LAUSR

With the widespread application of light emitting diodes (LEDs) and the rapid evolution of visible light communication (VLC), visible light-based positioning (VLP) is envisioned as a promising solution for indoor positioning due to its high accuracy and environmental friendliness. However, the performance of VLP is significantly affected by the unknown orientation of the user equipment (UE) and system parameters uncertainty. Besides, high computation complexity and vulnerability to hardware degradation of the VLP algorithms are also the challenges to meet. To handle the above issues, a novel cone geometry-based simultaneous position and orientation estimation (SPO) scheme with low complexity is proposed. By modeling the field of view (FOV) of the photodiode (PD) as a cone, the geometry relationship between the sensed LEDs and the UE position and orientation is established.
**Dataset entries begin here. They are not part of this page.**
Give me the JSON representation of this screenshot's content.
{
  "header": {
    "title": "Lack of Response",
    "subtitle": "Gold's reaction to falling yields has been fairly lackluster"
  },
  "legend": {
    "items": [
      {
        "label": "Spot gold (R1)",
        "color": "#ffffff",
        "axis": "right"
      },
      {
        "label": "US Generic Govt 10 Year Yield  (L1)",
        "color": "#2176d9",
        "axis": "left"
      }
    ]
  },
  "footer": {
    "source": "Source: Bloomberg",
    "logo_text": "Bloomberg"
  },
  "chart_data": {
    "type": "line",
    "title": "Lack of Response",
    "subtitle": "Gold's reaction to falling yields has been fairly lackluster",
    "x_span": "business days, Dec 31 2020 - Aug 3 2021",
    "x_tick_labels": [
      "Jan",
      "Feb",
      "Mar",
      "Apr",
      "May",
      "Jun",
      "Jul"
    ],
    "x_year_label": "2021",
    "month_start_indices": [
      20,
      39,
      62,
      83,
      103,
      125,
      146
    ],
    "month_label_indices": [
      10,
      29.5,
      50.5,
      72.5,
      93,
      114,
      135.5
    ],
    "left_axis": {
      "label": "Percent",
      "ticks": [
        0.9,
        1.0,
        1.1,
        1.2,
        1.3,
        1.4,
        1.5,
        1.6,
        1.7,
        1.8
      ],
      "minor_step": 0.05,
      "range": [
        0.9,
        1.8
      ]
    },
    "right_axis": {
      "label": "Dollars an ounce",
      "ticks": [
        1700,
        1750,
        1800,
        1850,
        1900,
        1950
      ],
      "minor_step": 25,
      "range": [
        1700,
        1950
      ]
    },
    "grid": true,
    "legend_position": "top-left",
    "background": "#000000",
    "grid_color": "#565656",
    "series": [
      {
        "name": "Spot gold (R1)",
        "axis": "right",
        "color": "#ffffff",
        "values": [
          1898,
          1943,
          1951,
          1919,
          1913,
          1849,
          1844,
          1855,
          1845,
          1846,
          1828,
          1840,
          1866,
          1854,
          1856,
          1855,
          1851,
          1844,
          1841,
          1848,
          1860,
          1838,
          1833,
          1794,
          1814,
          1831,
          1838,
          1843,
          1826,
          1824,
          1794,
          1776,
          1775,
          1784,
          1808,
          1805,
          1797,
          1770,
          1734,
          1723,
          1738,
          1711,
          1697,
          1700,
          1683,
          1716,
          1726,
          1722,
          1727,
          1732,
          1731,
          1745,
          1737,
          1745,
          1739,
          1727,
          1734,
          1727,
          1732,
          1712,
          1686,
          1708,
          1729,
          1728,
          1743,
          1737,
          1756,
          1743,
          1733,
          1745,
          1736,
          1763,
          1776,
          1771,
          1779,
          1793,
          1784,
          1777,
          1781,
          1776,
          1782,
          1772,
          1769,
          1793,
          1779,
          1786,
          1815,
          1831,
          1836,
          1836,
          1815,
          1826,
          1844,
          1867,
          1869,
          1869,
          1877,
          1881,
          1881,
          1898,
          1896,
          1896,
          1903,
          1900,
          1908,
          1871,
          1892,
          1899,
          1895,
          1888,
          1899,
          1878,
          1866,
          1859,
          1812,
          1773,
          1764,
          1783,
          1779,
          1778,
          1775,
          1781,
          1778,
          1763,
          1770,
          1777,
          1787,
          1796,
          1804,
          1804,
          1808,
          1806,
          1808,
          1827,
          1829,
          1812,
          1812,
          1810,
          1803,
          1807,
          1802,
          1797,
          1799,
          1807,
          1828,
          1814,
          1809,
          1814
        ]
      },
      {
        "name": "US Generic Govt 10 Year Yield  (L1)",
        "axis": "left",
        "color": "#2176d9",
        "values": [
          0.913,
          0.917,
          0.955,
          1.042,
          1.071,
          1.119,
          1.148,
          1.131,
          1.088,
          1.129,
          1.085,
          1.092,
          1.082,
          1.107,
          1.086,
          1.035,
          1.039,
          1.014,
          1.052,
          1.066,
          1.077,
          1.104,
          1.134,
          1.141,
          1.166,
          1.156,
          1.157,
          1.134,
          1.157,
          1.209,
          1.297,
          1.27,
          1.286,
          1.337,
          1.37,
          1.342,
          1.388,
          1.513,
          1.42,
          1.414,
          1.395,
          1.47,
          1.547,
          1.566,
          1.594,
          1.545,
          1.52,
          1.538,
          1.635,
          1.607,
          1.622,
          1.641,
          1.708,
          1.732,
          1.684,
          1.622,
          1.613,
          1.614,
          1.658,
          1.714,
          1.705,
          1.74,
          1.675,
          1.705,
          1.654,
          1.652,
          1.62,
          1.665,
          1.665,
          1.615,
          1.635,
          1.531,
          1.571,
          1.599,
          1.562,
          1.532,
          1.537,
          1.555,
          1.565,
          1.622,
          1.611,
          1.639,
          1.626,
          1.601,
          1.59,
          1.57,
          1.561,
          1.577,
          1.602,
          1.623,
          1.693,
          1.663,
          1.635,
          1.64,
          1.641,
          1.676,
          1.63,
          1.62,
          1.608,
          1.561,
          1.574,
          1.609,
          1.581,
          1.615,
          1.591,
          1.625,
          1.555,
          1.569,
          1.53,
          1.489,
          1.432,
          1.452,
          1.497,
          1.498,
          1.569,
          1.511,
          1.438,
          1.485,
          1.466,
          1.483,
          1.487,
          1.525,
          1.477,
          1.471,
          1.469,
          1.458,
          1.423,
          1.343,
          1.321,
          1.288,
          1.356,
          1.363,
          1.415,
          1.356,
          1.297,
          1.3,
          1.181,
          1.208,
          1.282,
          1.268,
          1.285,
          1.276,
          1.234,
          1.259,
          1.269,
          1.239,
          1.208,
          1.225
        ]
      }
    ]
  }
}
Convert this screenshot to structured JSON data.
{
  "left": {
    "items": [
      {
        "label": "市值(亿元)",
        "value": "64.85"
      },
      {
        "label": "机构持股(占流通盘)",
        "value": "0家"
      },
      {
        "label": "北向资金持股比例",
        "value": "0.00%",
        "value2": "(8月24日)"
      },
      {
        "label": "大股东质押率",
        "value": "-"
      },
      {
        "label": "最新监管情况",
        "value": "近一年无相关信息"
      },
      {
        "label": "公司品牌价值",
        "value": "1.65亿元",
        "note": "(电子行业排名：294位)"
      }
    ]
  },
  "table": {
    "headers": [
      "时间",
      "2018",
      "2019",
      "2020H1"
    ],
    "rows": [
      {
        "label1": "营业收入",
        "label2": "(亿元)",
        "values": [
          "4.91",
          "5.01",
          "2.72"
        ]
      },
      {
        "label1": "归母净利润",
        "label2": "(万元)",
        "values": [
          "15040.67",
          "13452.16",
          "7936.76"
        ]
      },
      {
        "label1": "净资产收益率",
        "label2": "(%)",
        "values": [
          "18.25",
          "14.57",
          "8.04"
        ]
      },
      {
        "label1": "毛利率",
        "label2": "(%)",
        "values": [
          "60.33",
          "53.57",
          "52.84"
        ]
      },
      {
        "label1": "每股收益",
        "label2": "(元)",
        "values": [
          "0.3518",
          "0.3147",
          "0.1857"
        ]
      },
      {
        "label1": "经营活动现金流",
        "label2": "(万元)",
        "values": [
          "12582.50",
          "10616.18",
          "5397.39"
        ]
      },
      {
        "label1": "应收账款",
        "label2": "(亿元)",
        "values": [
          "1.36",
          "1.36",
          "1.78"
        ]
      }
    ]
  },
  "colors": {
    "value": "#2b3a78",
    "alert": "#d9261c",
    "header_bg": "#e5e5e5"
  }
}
The binary values of whether the LEDs signals are received or not are exploited, and an alternating flashing strategy for the LED arrays is designed to guarantee normal illumination and reduce bandwidth consumption. Moreover, the theoretical lower bound derived from Kanatani-Cramer-Rao bound (KCRB) is provided to analyze optimality of the estimator. Simulation results demonstrate the proposed scheme achieve an excellent performance gain with low complexity over two classical SPO baseline, and the critical factors that affect the performance are investigated.